Revelation 3:21.    To him that overcometh will I grant to sit with me in my throne, even as I also overcame, and am set down with my Father in his throne.

     This is an amazing manifestation of grace.  One who was about to be spewed out of His mouth is invited to sit with Him on His throne.  When the Lord was faithful unto death, He was raised from the dead and “is set down at the right hand of the throne of God” (Hebrews 12:2).  In like manner, those who are His will reign with Him when His own throne is set up, first His millennial throne (Revelation 20:4) and finally His eternal throne (Revelation 22:3, 4).

     Notice again that all seven of the promises to the overcomers involve features that are mentioned again in the description of the ages to come, where all will be fulfilled.  Thus, the tree of life was promised at Ephesus (Revelation 22:2), deliverance from the second death at Smyrna (20:6), the new name written at Pergamos (22:4), the morning star to the Thyatirans (22:16), white raiment to the church at Sardis (19:8), the new Jerusalem to the Philadelphians (22:2) and a sharing of His throne at Laodicea (20:4).    

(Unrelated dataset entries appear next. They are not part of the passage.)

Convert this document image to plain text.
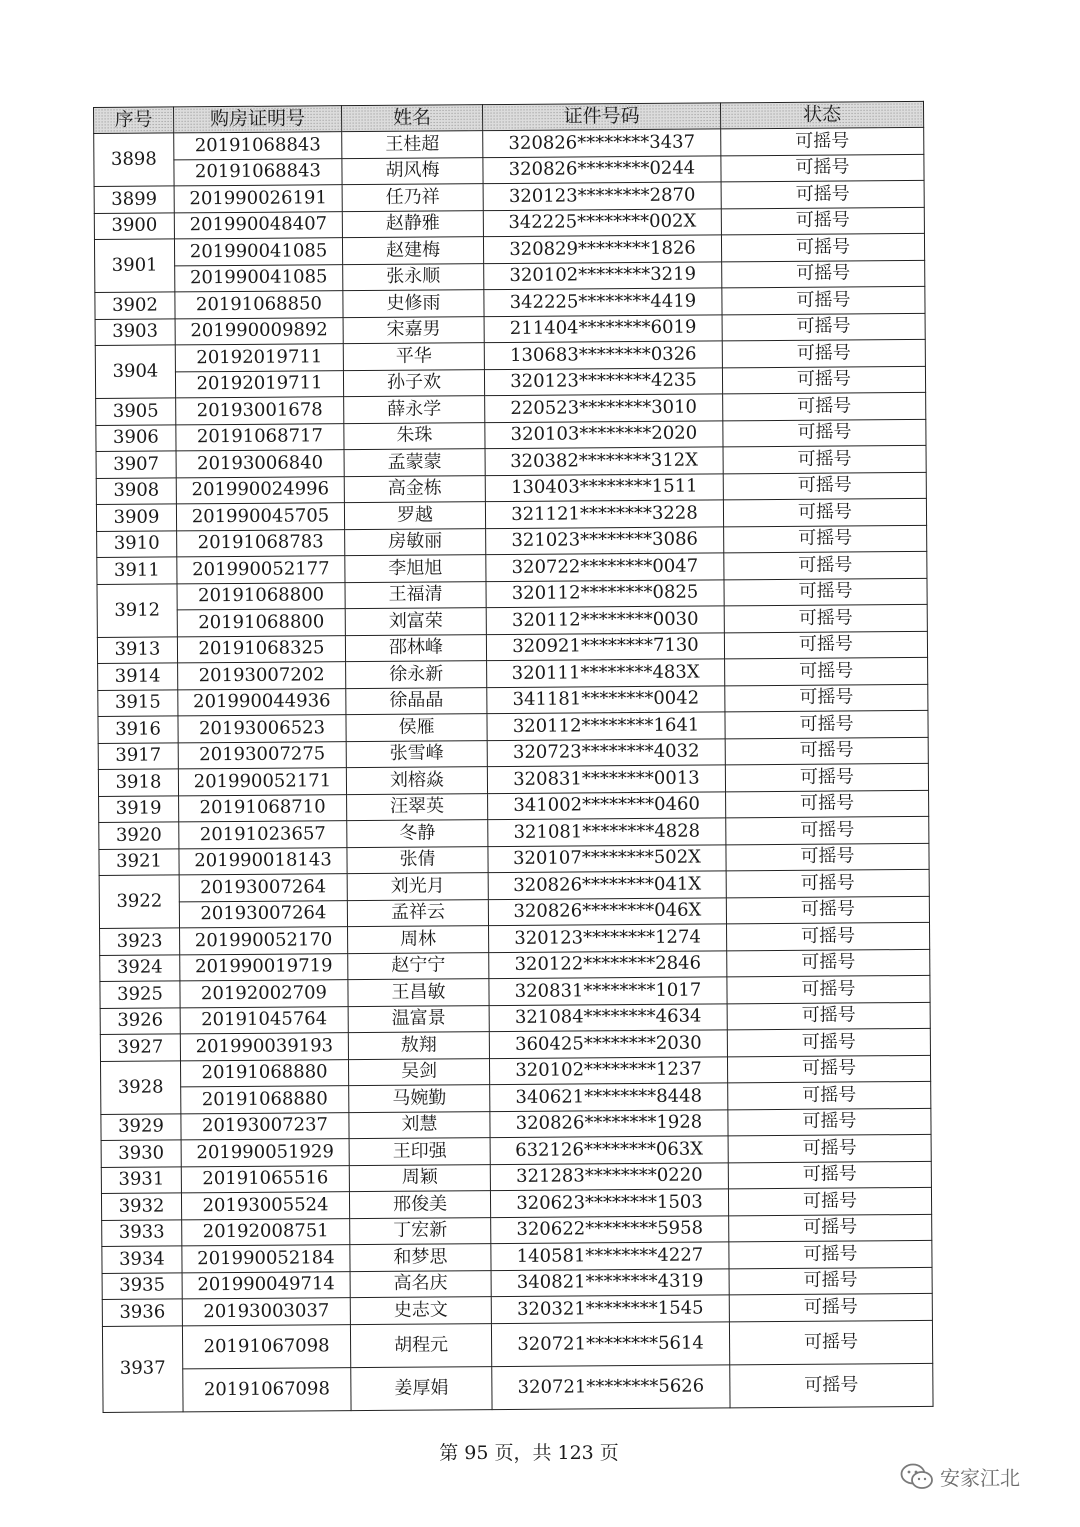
序号	购房证明号	姓名	证件号码	状态
3898	20191068843	王桂超	320826********3437	可摇号
	20191068843	胡风梅	320826********0244	可摇号
3899	201990026191	任乃祥	320123********2870	可摇号
3900	201990048407	赵静雅	342225********002X	可摇号
3901	201990041085	赵建梅	320829********1826	可摇号
	201990041085	张永顺	320102********3219	可摇号
3902	20191068850	史修雨	342225********4419	可摇号
3903	201990009892	宋嘉男	211404********6019	可摇号
3904	20192019711	平华	130683********0326	可摇号
	20192019711	孙子欢	320123********4235	可摇号
3905	20193001678	薛永学	220523********3010	可摇号
3906	20191068717	朱珠	320103********2020	可摇号
3907	20193006840	孟蒙蒙	320382********312X	可摇号
3908	201990024996	高金栋	130403********1511	可摇号
3909	201990045705	罗越	321121********3228	可摇号
3910	20191068783	房敏丽	321023********3086	可摇号
3911	201990052177	李旭旭	320722********0047	可摇号
3912	20191068800	王福清	320112********0825	可摇号
	20191068800	刘富荣	320112********0030	可摇号
3913	20191068325	邵林峰	320921********7130	可摇号
3914	20193007202	徐永新	320111********483X	可摇号
3915	201990044936	徐晶晶	341181********0042	可摇号
3916	20193006523	侯雁	320112********1641	可摇号
3917	20193007275	张雪峰	320723********4032	可摇号
3918	201990052171	刘榕焱	320831********0013	可摇号
3919	20191068710	汪翠英	341002********0460	可摇号
3920	20191023657	冬静	321081********4828	可摇号
3921	201990018143	张倩	320107********502X	可摇号
3922	20193007264	刘光月	320826********041X	可摇号
	20193007264	孟祥云	320826********046X	可摇号
3923	201990052170	周林	320123********1274	可摇号
3924	201990019719	赵宁宁	320122********2846	可摇号
3925	20192002709	王昌敏	320831********1017	可摇号
3926	20191045764	温富景	321084********4634	可摇号
3927	201990039193	敖翔	360425********2030	可摇号
3928	20191068880	吴剑	320102********1237	可摇号
	20191068880	马婉勤	340621********8448	可摇号
3929	20193007237	刘慧	320826********1928	可摇号
3930	201990051929	王印强	632126********063X	可摇号
3931	20191065516	周颖	321283********0220	可摇号
3932	20193005524	邢俊美	320623********1503	可摇号
3933	20192008751	丁宏新	320622********5958	可摇号
3934	201990052184	和梦思	140581********4227	可摇号
3935	201990049714	高名庆	340821********4319	可摇号
3936	20193003037	史志文	320321********1545	可摇号
3937	20191067098	胡程元	320721********5614	可摇号
	20191067098	姜厚娟	320721********5626	可摇号
第 95 页，共 123 页
安家江北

Revelation 3:22.    He that hath an ear, let him hear what the Spirit saith unto the churches.

     The seven epistles close with the seventh rehearsal of this exhortation.  Such a seven-fold repetition of an identical commandment stresses its extreme importance.  It is vital that we read and heed these messages to the churches.  The same problems that faced their churches, confront our churches, and the same warnings and promises apply to us as well as them.

     In this verse is the last mention of the church in the Book of Revelation until the last chapter, where John is reminded that the entire book is to be sent to the churches (Revelation 22:16).  There are no churches as such on earth during the climactic events of judgment described from Revelation 4 onwards, and so no reference to the churches appears in these chapters.  The message of all the chapters (Revelation 1:4) is for all of Christ’s churches, however, and it is that message to which we now proceed.